UGA – Testing support at $63 … failed as it move to $61.65 on the close. Short play? Look for support and a bounce more than the short side.
5) Global Markets:
- Europe bounced and held the lows – that is the good news. Still looking for some positive momentum to lead the indexes higher.
- Japan (EWJ) bounced back after some more testing. Looking for a break above $10.20. Got the break higher on Thursday. upside remains in play.
- Italy (EWI) still in the news and the downside is at support of $12. Bounce held of the break lower on Wednesday. Still interesting short term. The upside bounce may come into play?
Tracking Sectors of Interest:
EFA – Broke support at the $57.62 mark on Monday and traded back above that level on Wednesday. The close above the 50 day moving average was another positive for the global ETF. Still not interested short term.
IEV – Attempting to bounce of the support at $38. Watch as this plays out. Any talk currently is pure speculation, let the trend speak on direction short term.
FXI – Took the short play in FXP and watching the bounce off support near the $37.75 (FXI) on Wednesday. protect the downside against any bounce short term. Thursday bounce continued, but need to move through resistance at $39.25.
6) Real Estate (REITS):
- Homebuilders bounced on news from HD on Tuesday, positive New Home Sales on Tuesday and impressive pending home sales on Wednesday. Watch the upside reversal on XHB.
- REM – Mortgage REIT held $14.80 support. Nice bounce on Wednesday and Thursday.
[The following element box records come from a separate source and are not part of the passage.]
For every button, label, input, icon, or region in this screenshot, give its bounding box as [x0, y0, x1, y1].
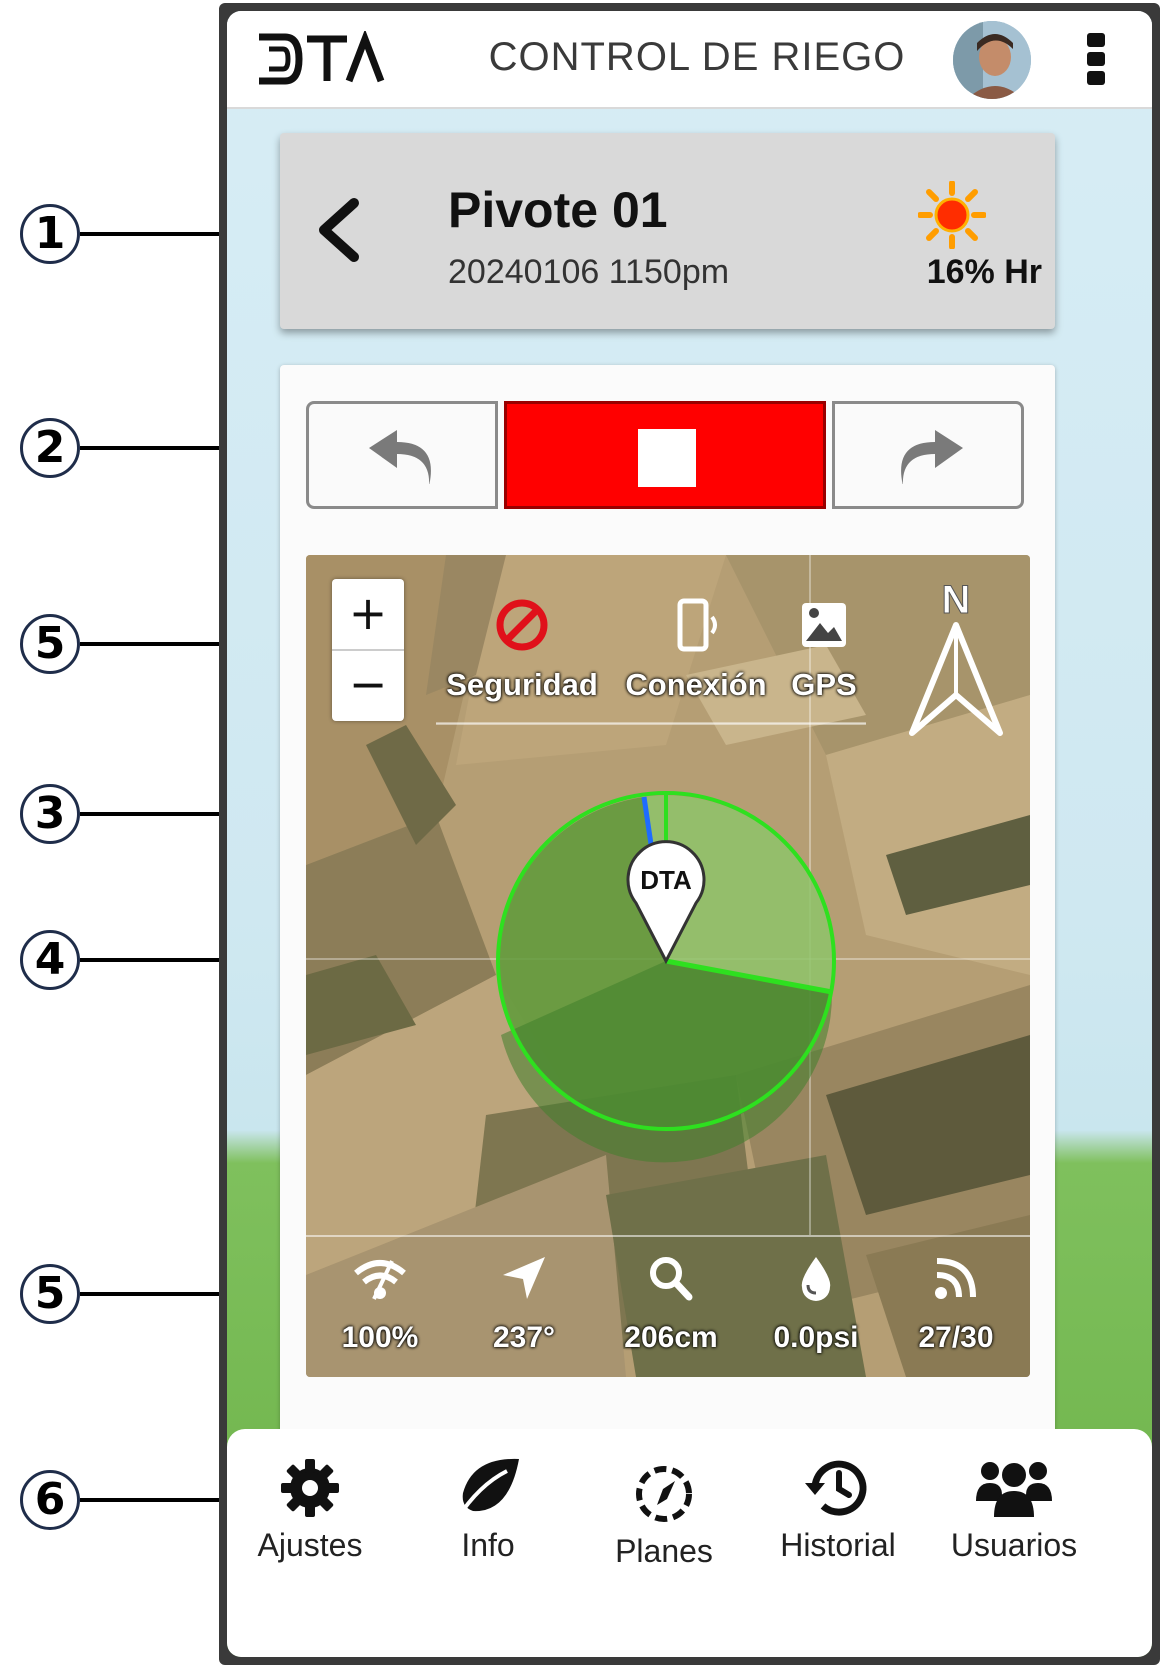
- users-icon: [976, 1462, 1052, 1517]
- reading-value: 27/30: [918, 1321, 994, 1354]
- pivot-name: Pivote 01: [448, 182, 668, 238]
- forward-button[interactable]: [832, 401, 1024, 509]
- nav-ajustes[interactable]: Ajustes: [227, 1455, 395, 1564]
- callout-number: 5: [20, 1264, 80, 1324]
- gear-icon: [281, 1459, 339, 1517]
- search-icon: [650, 1257, 693, 1301]
- nav-usuarios[interactable]: Usuarios: [929, 1455, 1099, 1564]
- navigation-arrow-icon: [503, 1257, 545, 1299]
- map-divider: [306, 1235, 1030, 1237]
- status-label: GPS: [791, 667, 857, 702]
- reading-value: 100%: [341, 1321, 419, 1354]
- more-vert-icon[interactable]: [1085, 33, 1107, 93]
- pivot-header-card: Pivote 01 20240106 1150pm 16% Hr: [280, 133, 1055, 329]
- water-drop-icon: [801, 1257, 831, 1301]
- stop-button[interactable]: [504, 401, 826, 509]
- callout-number: 4: [20, 930, 80, 990]
- nav-info[interactable]: Info: [403, 1455, 573, 1564]
- reading-pressure: 0.0psi: [756, 1255, 876, 1355]
- status-conexion[interactable]: Conexión: [614, 597, 778, 703]
- reading-signal: 100%: [320, 1255, 440, 1355]
- bottom-navigation: Ajustes Info Planes Historial Usuarios: [227, 1429, 1152, 1657]
- back-button[interactable]: [310, 195, 370, 265]
- phone-frame: CONTROL DE RIEGO Pivote 01 20240106 1150…: [219, 3, 1160, 1665]
- redo-arrow-icon: [901, 430, 963, 484]
- status-divider: [436, 723, 866, 725]
- north-label: N: [942, 578, 971, 622]
- zoom-in-button[interactable]: +: [332, 579, 404, 651]
- stop-icon: [638, 429, 696, 487]
- zoom-out-button[interactable]: −: [332, 650, 404, 720]
- app-title: CONTROL DE RIEGO: [488, 35, 906, 79]
- wifi-icon: [354, 1260, 406, 1300]
- dta-logo[interactable]: [255, 29, 385, 92]
- phone-signal-icon: [677, 598, 717, 652]
- undo-arrow-icon: [369, 430, 431, 484]
- reading-value: 237°: [492, 1321, 556, 1354]
- status-label: Seguridad: [446, 667, 598, 702]
- dashed-compass-icon: [636, 1466, 692, 1522]
- app-header: CONTROL DE RIEGO: [227, 11, 1152, 109]
- status-label: Conexión: [625, 667, 767, 702]
- satellite-map[interactable]: + − Seguridad Conexión GPS N DTA 100% 23…: [306, 555, 1030, 1377]
- leaf-icon: [455, 1458, 519, 1521]
- callout-number: 6: [20, 1470, 80, 1530]
- reading-level: 206cm: [611, 1255, 731, 1355]
- zoom-control: + −: [332, 579, 404, 721]
- nav-label: Historial: [780, 1527, 896, 1563]
- north-indicator: N: [904, 573, 1008, 743]
- app-screen: CONTROL DE RIEGO Pivote 01 20240106 1150…: [227, 11, 1152, 1657]
- rss-icon: [935, 1258, 976, 1299]
- prohibited-icon: [496, 599, 548, 651]
- reading-direction: 237°: [464, 1255, 584, 1355]
- status-seguridad[interactable]: Seguridad: [440, 597, 604, 703]
- nav-planes[interactable]: Planes: [579, 1461, 749, 1570]
- nav-label: Planes: [615, 1533, 713, 1569]
- reading-value: 206cm: [624, 1321, 718, 1354]
- humidity-value: 16% Hr: [926, 253, 1042, 291]
- reading-value: 0.0psi: [773, 1321, 859, 1354]
- pivot-marker[interactable]: DTA: [626, 837, 706, 967]
- callout-number: 1: [20, 204, 80, 264]
- marker-logo: DTA: [640, 865, 692, 895]
- callout-number: 2: [20, 418, 80, 478]
- nav-label: Ajustes: [257, 1527, 363, 1563]
- callout-number: 3: [20, 784, 80, 844]
- sun-icon: [917, 180, 987, 250]
- control-panel: + − Seguridad Conexión GPS N DTA 100% 23…: [280, 365, 1055, 1445]
- pivot-datetime: 20240106 1150pm: [448, 253, 730, 291]
- reverse-button[interactable]: [306, 401, 498, 509]
- nav-historial[interactable]: Historial: [753, 1455, 923, 1564]
- user-avatar[interactable]: [953, 21, 1031, 99]
- image-icon: [802, 603, 846, 647]
- nav-label: Usuarios: [950, 1527, 1078, 1563]
- history-icon: [805, 1460, 867, 1516]
- callout-number: 5: [20, 614, 80, 674]
- reading-satellites: 27/30: [896, 1255, 1016, 1355]
- status-gps[interactable]: GPS: [782, 597, 866, 703]
- nav-label: Info: [461, 1527, 515, 1563]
- NLY- Annaly Capital Management finally broke above $15, tested lower on the emotions in the sector, but made a solid push higher today.
Tracking Sectors of Interest:
The pullback test is in play for IYR and $67.25 is support. Moving back towards the high at $68.50.
7) Global Fixed Income:
- The sovereign debt issues had faded, but with Spain in the news again, Italy facing disruptive elections this weekend, and France taxing itself out of existence, too many concerns and the safest play is to avoid the asset class for now.
Watch and play according to your risk tolerance on any position taken. Everyone has different trading styles and you have to find what works for you and your personality. Don’t put yourself in positions you don’t understand or take risk you can’t tolerate. Not every trade results in a profit, but controlling your risk will limit the downside losses.